La regola della concentrazione non appare, tuttavia, nella sostanza pregiudicata da un'eventuale norma di rango primario che riproduca il meccanismo di celebrazione dell'udienza (sia pure in via figurata) ed immediata pronuncia della sentenza, con l'unica marginale divergenza rappresentata dal fatto che la conoscenza del provvedimento non consegue alla diretta attività di percezione dei difensori in udienza, ma sia condizionata ad un adempimento di cancelleria che, nella normale prassi, ha luogo il giorno stesso o, al massimo, entro qualche giorno dal deposito del provvedimento.

In conclusione

L'emergenza pandemica appare, dunque, aver innescato un processo di elaborazione di nuovi modelli processuali (quali la trattazione scritta e da remoto) destinati ad integrare irreversibilmente la struttura dei tradizionali modelli, anche al termine del periodo emergenziale.

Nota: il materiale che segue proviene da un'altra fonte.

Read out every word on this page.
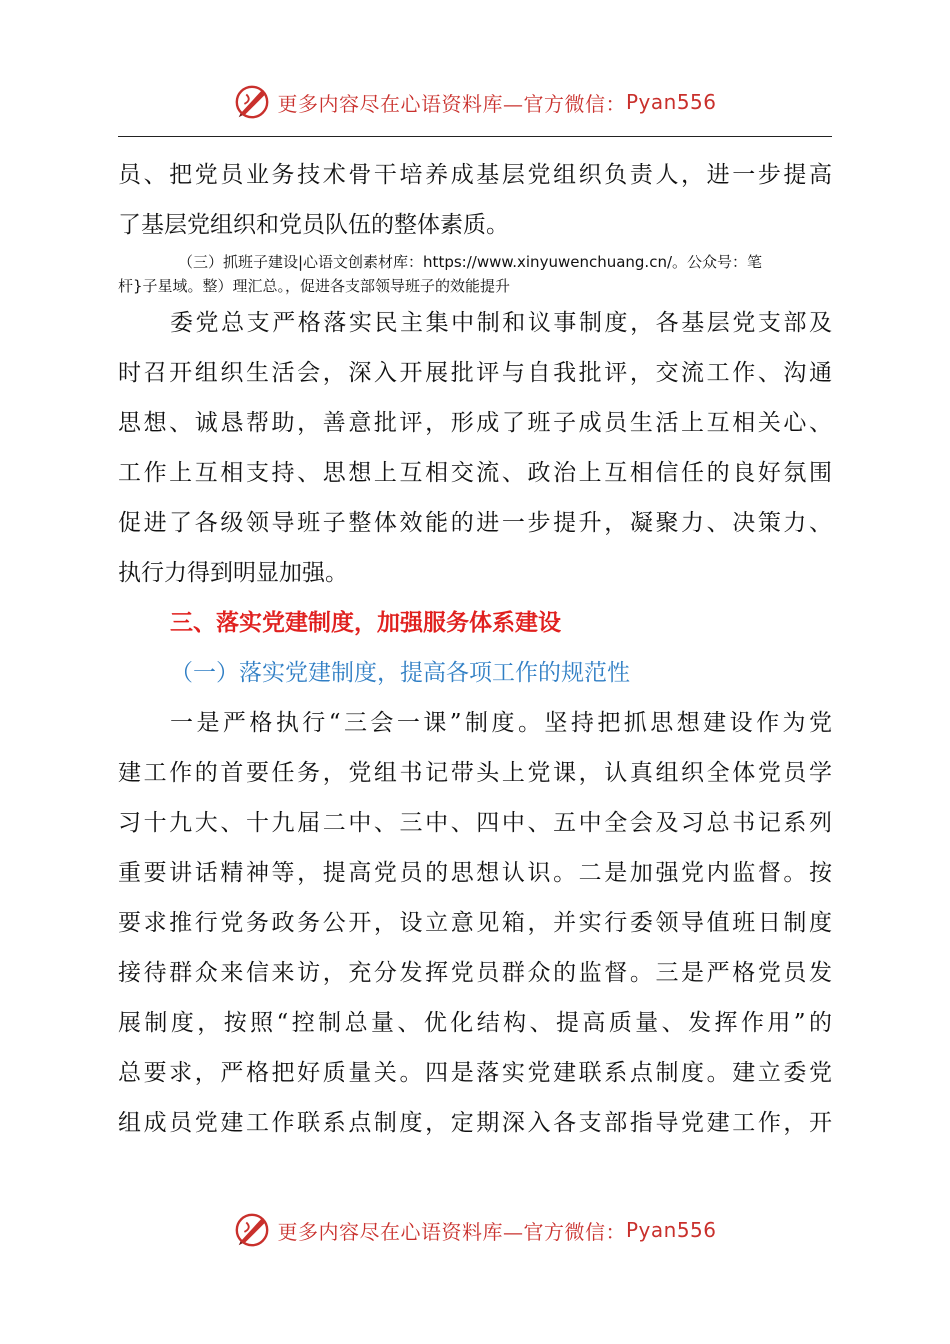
更多内容尽在心语资料库—官方微信： Pyan556
员、把党员业务技术骨干培养成基层党组织负责人，进一步提高
了基层党组织和党员队伍的整体素质。
（三）抓班子建设|心语文创素材库：https://www.xinyuwenchuang.cn/。公众号：笔
杆}子星域。整）理汇总。，促进各支部领导班子的效能提升
委党总支严格落实民主集中制和议事制度，各基层党支部及
时召开组织生活会，深入开展批评与自我批评，交流工作、沟通
思想、诚恳帮助，善意批评，形成了班子成员生活上互相关心、
工作上互相支持、思想上互相交流、政治上互相信任的良好氛围
促进了各级领导班子整体效能的进一步提升，凝聚力、决策力、
执行力得到明显加强。
三、落实党建制度，加强服务体系建设
（一）落实党建制度，提高各项工作的规范性
一是严格执行“三会一课”制度。坚持把抓思想建设作为党
建工作的首要任务，党组书记带头上党课，认真组织全体党员学
习十九大、十九届二中、三中、四中、五中全会及习总书记系列
重要讲话精神等，提高党员的思想认识。二是加强党内监督。按
要求推行党务政务公开，设立意见箱，并实行委领导值班日制度
接待群众来信来访，充分发挥党员群众的监督。三是严格党员发
展制度，按照“控制总量、优化结构、提高质量、发挥作用”的
总要求，严格把好质量关。四是落实党建联系点制度。建立委党
组成员党建工作联系点制度，定期深入各支部指导党建工作，开
更多内容尽在心语资料库—官方微信： Pyan556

Nell'operare la valutazione di compatibilità con i principi tipici del rito del lavoro non può, nella fase di perduranza dell'emergenza epidemiologica, che operarsi un bilanciamento di interessi addivenendo ad una lettura flessibile del tradizionale principio di concentrazione, dando prevalenza alle esigenze di contenimento della diffusione virale, assicurate dalla pratica di modalità alternative alla trattazione in presenza.

In prospettiva de iure condendo, confidando nella precisazione del contenuto narrativo delle note di trattazione, in modo da renderne la piena compatibilità con la tutela del diritto ad un'adeguata difesa, è ipotizzabile un giudizio di piena compatibilità delle modalità di pronuncia e pubblicazione della sentenza con i principi tipici del processo del lavoro.